Il processo di produzione appare perciò solo come interruzione del processo di circolazione del valore-capitale, del quale finora è stata percorsa solo la prima fase D — M. Esso percorre la seconda e conclusiva fase M — D dopo che M si è trasformato per materia e per valore. Considerando però il valore-capitale preso a sé, esso ha subito nel processo di produzione soltanto una trasformazione della sua forma d’uso. Esso esisteva come valore di 101.280 € in L e Pm, esiste ora come valore di 101.280 €. di 8.440 q.li di filo.
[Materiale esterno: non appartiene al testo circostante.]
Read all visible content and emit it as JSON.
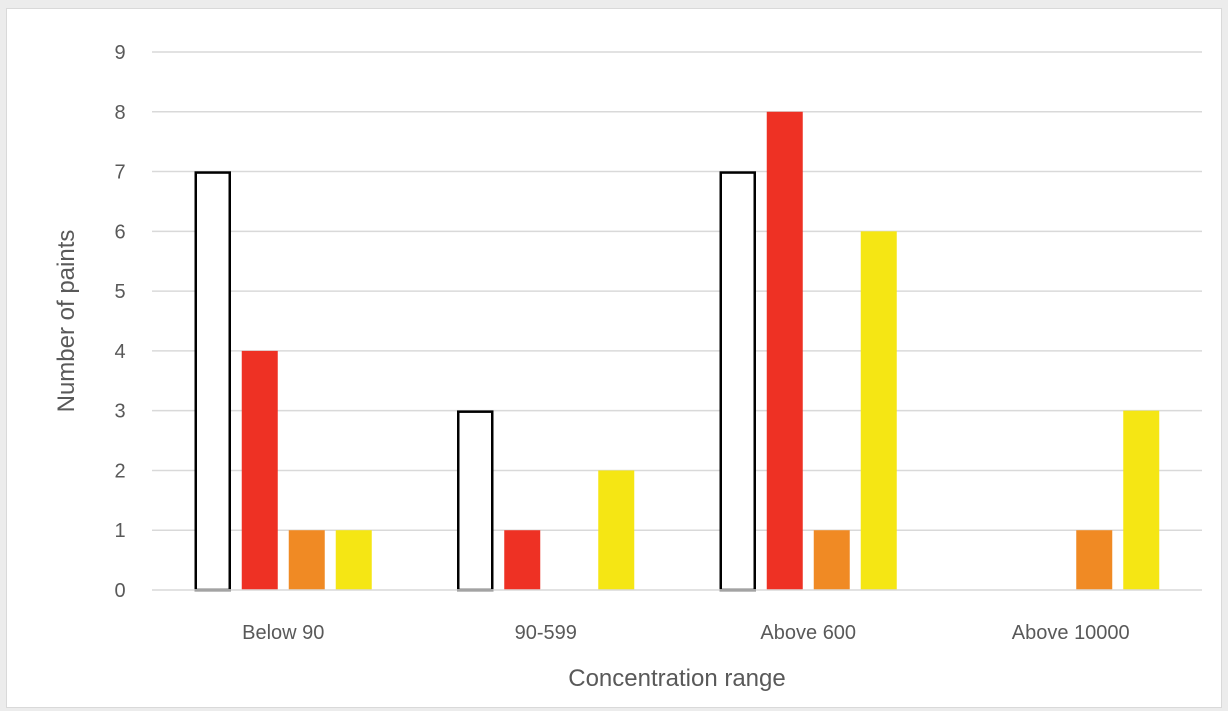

Se dunque consideriamo solo ambedue le fasi del processo di circolazione del valore-capitale, immaginato separato dal suo plusvalore, esso percorre 1) D — M e 2) M — D, dove la seconda M ha una forma d’uso trasformata, ma lo stesso valore della prima M; dunque D — M — D, una forma di circolazione la quale attraverso il doppio scambio della merce in op posta direzione, trasformazione da denaro in merce, trasformazione da merce in denaro, condiziona necessariamente il ritorno del valore anticipato come denaro alla sua forma di denaro; la sua ritrasformazione in denaro.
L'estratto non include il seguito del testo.